Suite à une vidéo chez « Juste Milieu » j’ai entrepris de relire le manifeste de Ted Kaczynski, car il traite de la question « nature vs technologie » et qu’il apporte des éléments très pertinents. Je vais résumer l’idée centrale de sa thèse, sans commenter, sans donner mon avis dans cet article. Mon but n’est pas de lui faire de la promotion ni l’inverse, mais de pousser à réfléchir à une question existentielle fondamentale : quelle liberté nous reste-t-il à l’age de machine ?

Ted Kaczynski décédé cette année, a été un « eco-terroriste » nommé Una Bomber (une série a été faite sur son histoire). Jusque-là, rien de bien remarquable. Sauf qu’il avait 167 de QI, qu’il a été docteur en mathématique et qu’il écrit un manifeste brillant, que l’on soit d’accord avec ses conclusions ou pas. Il met les pieds dans le plat. Ce manifeste est disponible en PDF en français sur la toile. Il n’est pas très long à lire. Je vais le résumer à ma façon, et mettre quelques citations ensuite pour appuyer mon propos. C’est un livre évidement dangereux à ne pas mettre dans toutes les boites crâniennes.

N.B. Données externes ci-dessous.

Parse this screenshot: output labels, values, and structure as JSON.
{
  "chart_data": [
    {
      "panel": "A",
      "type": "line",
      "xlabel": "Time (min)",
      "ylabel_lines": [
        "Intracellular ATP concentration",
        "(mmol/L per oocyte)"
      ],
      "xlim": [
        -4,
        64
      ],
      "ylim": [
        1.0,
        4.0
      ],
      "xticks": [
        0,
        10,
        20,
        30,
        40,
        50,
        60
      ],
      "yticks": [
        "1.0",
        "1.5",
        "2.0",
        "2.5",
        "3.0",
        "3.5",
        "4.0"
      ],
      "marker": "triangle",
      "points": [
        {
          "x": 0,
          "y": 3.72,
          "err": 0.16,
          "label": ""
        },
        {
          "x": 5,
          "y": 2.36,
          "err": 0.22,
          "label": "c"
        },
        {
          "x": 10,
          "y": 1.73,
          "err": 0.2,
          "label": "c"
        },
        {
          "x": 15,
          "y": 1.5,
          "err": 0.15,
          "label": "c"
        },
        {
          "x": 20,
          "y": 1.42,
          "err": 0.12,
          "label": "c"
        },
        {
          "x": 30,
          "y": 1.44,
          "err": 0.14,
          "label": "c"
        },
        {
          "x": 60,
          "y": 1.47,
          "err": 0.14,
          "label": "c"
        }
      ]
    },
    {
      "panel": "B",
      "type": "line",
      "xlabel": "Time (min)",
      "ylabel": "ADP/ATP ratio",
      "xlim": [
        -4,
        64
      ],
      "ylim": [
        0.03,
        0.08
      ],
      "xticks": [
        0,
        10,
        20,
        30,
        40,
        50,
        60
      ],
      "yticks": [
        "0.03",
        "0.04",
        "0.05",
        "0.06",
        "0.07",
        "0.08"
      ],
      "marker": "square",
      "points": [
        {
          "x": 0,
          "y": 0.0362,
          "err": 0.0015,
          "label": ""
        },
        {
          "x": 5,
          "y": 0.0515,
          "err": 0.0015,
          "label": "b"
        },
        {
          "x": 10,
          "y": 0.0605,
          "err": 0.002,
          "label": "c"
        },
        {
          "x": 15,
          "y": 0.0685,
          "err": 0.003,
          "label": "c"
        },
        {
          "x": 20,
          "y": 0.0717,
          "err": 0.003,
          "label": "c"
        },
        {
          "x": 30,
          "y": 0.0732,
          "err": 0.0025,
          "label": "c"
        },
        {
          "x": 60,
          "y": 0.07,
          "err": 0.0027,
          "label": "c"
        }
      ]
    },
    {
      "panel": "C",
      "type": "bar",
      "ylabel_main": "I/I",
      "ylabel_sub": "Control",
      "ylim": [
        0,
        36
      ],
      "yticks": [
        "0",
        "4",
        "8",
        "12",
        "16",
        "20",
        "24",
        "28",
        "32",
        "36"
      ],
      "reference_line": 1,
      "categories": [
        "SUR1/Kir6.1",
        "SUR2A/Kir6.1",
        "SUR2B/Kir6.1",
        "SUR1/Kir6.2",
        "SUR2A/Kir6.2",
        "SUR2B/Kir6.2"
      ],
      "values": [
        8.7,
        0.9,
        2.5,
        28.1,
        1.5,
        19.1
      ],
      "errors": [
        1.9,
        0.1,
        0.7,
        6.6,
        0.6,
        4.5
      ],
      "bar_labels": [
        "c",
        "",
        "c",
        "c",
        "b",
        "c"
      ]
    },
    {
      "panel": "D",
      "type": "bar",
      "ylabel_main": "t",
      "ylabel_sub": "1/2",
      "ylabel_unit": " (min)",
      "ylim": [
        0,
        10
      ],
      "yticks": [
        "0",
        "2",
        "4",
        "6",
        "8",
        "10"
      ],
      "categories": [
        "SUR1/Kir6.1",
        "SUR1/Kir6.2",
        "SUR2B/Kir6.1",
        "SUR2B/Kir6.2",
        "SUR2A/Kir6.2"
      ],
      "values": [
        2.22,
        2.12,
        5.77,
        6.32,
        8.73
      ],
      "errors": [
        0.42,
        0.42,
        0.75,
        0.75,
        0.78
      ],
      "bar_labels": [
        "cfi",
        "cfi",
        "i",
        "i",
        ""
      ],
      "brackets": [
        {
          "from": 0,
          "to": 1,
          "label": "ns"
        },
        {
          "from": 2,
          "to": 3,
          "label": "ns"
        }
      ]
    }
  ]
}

Le cœur de son propos tourne autour du processus d’auto-accomplissement (« power process » en anglais). On pourrait parler d’épanouissement. L’homme est fait pour relever les défis lancés par la nature (se nourrir, se chauffer, se défendre en somme). La société industrielle prend en charge ces aspects et le laisse avec ce qu’il appelle des « activités de substitutions« , des palliatifs qui ne lui laissent que des objectifs sans importance et demande soumission totale pour le reste. La société industrielle est très permissive, mais s’oppose radicalement à la liberté réelle. Ce qui produit des tendances sociales aliénantes, ce qu’il nomme la sur-socialisation et le sentiment d’infériorité qui se traduisent par un malêtre et un malaise grandissant qu’il associe au « progressisme ».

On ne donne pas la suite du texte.